Effect of varying the concentration of phenobarbital and its duration of treatment on the evolution of carcinogen induced enzyme-altered foci in rat liver

• Published in: Cancer letters Vol. 57; no. 1; pp. 75 - 82
• Main Authors: Appel, K.E., Menden, M., Buchmann, A., Schwarz, M.
• Format: Journal Article
• Language: English
• Published: Shannon Elsevier Ireland Ltd 01.04.1991; Elsevier
• Subjects: Adenosine Triphosphatases - metabolism; Animals; Biological and medical sciences; Body Weight - drug effects; Carcinogenesis, carcinogens and anticarcinogens; Carcinogens; Chemical agents; Diethylnitrosamine; Dose-Response Relationship, Drug; enzyme-altered foci; Female; Liver - drug effects; Liver - enzymology; Liver - pathology; Medical sciences; phenobarbital; Phenobarbital - metabolism; Phenobarbital - toxicity; rat liver; Rats; Rats, Inbred Strains; tumor promotion; Tumors; enzyme-altered foci; phenobarbital; tumor promotion; rat liver; Vertebrata; Mammalia; Poison interaction; Premalignant lesion; Rat; Animal; Liver; Tumor promotor; Rodentia; Time response relation; Carcinogenesis; Dose activity relation
• ISSN: 0304-3835; 1872-7980
• DOI: 10.1016/0304-3835(91)90066-Q

The present study was aimed to investigate whether the promoting activity of phenobarbital in rodent liver is related to its daily dose level and duration of treatment or rather to its total dose administered.
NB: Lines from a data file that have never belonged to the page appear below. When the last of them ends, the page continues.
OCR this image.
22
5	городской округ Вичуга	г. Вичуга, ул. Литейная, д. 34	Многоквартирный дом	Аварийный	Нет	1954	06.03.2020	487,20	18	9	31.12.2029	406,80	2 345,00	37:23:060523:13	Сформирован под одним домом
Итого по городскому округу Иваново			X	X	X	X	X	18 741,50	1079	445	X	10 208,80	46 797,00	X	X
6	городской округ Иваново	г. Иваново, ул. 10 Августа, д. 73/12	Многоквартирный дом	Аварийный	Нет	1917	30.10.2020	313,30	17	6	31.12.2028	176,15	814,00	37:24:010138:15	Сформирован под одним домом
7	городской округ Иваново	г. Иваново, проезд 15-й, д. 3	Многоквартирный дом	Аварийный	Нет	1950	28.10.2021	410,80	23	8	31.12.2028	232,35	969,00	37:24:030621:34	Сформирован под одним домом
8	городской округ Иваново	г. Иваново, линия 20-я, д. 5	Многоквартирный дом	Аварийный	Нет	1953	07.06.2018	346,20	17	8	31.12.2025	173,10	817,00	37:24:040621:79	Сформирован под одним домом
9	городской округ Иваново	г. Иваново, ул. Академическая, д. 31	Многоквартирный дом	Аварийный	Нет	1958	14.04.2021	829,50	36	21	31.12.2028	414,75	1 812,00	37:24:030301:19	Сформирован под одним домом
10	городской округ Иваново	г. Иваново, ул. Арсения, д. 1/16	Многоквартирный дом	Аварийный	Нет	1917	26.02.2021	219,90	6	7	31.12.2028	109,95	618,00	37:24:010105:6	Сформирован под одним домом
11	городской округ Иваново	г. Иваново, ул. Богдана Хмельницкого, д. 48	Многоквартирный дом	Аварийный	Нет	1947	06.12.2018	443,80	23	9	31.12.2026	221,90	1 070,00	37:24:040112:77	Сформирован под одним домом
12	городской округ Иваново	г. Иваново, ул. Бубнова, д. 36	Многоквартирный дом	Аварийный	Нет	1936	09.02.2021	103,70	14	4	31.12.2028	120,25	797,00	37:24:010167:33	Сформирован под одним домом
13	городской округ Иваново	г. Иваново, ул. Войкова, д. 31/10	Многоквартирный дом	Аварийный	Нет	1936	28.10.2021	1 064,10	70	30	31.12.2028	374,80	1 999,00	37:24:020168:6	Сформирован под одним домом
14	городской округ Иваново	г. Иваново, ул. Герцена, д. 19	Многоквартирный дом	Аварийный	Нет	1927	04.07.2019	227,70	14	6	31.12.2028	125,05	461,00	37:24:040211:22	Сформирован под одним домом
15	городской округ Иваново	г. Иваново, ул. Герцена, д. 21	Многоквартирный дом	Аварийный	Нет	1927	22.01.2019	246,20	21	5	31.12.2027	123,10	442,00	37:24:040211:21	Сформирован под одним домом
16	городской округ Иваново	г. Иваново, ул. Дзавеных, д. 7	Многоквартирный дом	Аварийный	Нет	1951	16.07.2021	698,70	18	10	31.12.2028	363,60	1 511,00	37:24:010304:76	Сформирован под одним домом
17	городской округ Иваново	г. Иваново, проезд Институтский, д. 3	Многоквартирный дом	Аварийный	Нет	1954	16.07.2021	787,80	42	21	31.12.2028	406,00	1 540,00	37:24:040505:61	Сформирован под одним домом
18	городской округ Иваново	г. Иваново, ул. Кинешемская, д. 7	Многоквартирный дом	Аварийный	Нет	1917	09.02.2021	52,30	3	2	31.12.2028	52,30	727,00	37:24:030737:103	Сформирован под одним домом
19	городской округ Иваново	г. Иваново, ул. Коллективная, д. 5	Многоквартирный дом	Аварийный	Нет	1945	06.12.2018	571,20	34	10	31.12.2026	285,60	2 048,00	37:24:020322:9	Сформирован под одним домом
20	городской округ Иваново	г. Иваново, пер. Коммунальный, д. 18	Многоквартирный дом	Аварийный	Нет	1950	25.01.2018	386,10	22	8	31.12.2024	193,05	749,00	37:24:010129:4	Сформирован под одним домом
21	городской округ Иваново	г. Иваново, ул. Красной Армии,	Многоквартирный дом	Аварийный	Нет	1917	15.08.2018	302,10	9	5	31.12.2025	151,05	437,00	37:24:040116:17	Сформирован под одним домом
For this purpose groups of female Wistar rats were treated for 5 consecutive days with an initiating dose of 10 mg/kg body weight N-nitrosodiethylamine. Subsequently, rats were given phenobarbital-sodium (PB) in their drinking water at concentrations of 20, 50, 100 and 200 mg/l for varying lengths of time, such that the total dose of xenobiotic was very similar throughout the different treatment groups ranging from approximately 950 to 1100 mg/kg body weight. The number and volume fraction of lesions negative for the marker enzyme adenosine triphoshatase in liver were subsequently scored as a means to determine the carcinogenic response in this organ. Slight promoting effects of PB were only seen at the lowest concentration of 20 mg/l, whereas no significant effects were observed at 50 and 100 mg/l. At the highest concentration of 200 mg/l an inhibition of carcinogenic response was obtained. Although the effects seen in this study were only moderate, our data favour the idea that the promoting effects of PB depend on the actual concentration of the compound and the duration of treatment rather than on the total dose administered.